Rhye’s “Phoenix” video dropped Tuesday and, like the rest of Blood, it had the imprint of Mike Milosh all over it.
Steam lifted from the hot spring, floating away from the naturally heated blue pools and off into the sky. Inside the body of water, one westerner stood out from a crowd of locals in the male-only spa at Kii-Katsuura Onsen, a discreet grouping of hot spring baths located in a small village on Japan’s southeast coast.
The lone foreigner, unbeknownst to the bathers, was Mike Milosh, Toronto-born musician and Rhye frontman in the midst of another of the band’s long tours. While many rockstars that have serenaded huge crowds from Coachella to Copenhagen may opt for lavish downtime, plastering all-inclusive accommodations and exclusive travel perks on social media for the world to gawk at, that’s not Milosh. Not only does the multi-talented artist value privacy, but he also seeks out the contrarian path.
“That’s what it’s all about, it’s about having real adventures,” Milosh says from a backstage area at Primavera Sound, the Barcelona music festival he was slated to perform at the next day.

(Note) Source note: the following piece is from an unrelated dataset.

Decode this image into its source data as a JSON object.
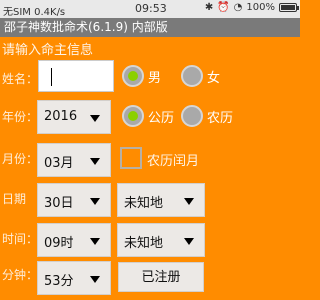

Milosh has been having plenty of adventures lately as the face of his seven-piece band Rhye, which released their second studio album, Blood, at the beginning of February. While adversity struck a chord in his early career due to disputes with his past record label and a publicized divorce from actress Alexa Nikolas, Milosh appears to have refocused and found himself in an exciting new period, both artistically and personally.
“I’m pretty much an optimist,” he said about moving forward. “That’s the way I’ve lived, I’m pretty much a glass half-full kind of dude.”
The 43-year-old has had a hand in every creative aspect of Blood, even while undertaking a relentless tour schedule he said has encapsulated over 500 shows in the past five years. The breakneck pace doesn’t seem to be a problem, however, because Milosh has found a way to meld together his hobbies and profession.
“I enjoy touring, I enjoy producing, I enjoy writing music, I enjoy making videos, I enjoy everything,” he said of the creative process that has gone into the band’s most recent record. “I don’t know why people complain when they’re touring,” he added. “You work all these years to finally get the opportunity to play around the planet.”
The fact that Milosh’s new label, Last Gang Records, was supportive of his having creative control on Blood made a huge impact on the record. The album cover features a nude female silhouette that Milosh himself shot of his girlfriend, Geneviève Medow Jenkins, in Iceland. The couple met at Secular Sabbath, a series of collaborative artistic events Jenkins runs worldwide.
If Milosh’s artistic freedom was integral to how Blood turned out, so too was his connection with Jenkins. All of the album’s videos were co-directed by the couple, including “Phoenix,” which debuted to the world Tuesday.
In typical Rhye fashion the video, which was shot at Milosh’s friend’s hillside Malibu residence, uses a troupe of female characters to cast a narrative about an incoming storm. Highlighting the changes in Milosh’s life since Woman, the video plays on a number of self-reflexive themes including a connection to the natural world and a departure from consumerism.
“It came together from conversations about a push away, in my life, from materialistic things and becoming more earthy as a human being and natural,” Milosh said about the video. “My girlfriend wrote it, I shot it, and we directed it together,” he added.
The thematic significance and overall aesthetic quality of “Phoenix” exemplifies a serious maturation in Milosh’s directorial career, and in the sound of Rhye as a whole. The visuals are a mash-up of elegant woman sporting designer-quality runway garb and reading image-centric folds like Playboy uniquely juxtaposed with California’s green mountaintops and sprawling coastline.
“I’m quite taken by the female form in an artistic way,” Milosh said, adding that “a lot of these songs are about me and my girlfriend and our experiences together.”
“I write from my heart about my experiences and then I have images that are very feminine to represent things about myself.”
Of course, Milosh’s soulful and silky vocals that have become Rhye’s signature remain constant on “Phoenix,” as they have throughout the band’s tenure. The song itself, in line with several other tracks on Blood, offers significantly more complex background instrumentals than Rhye’s past outputs, often in the form of sharp electric guitar chords and rhythmic drum tempos.
The Canadian singer is having more fun than at any other point in his career, evidenced by the playful nature of “Phoenix,” and the elation with which he describes how things are going, generally.
“It’s almost like I’ve figured out a way to work to integrate my hobbies into my career,” he said, reflecting on what’s been a whirlwind of a past couple of years. While the band’s tour schedule has, and continues to be, unyielding, Milosh often strategically takes a couple of weeks off at a time so he can embark on adventures such as the Japenese Kii-Katsuura Onsen jaunt of a few weeks ago.
“We get there, and they were quite old and rundown,” he said of the natural pools. “I spent most of my time with men that were Japanese and didn’t speak English because I was in a hot spring, so you can’t go with your girl, you know? So, that was a really interesting experience … we were off the beaten path. Actually, I loved it.”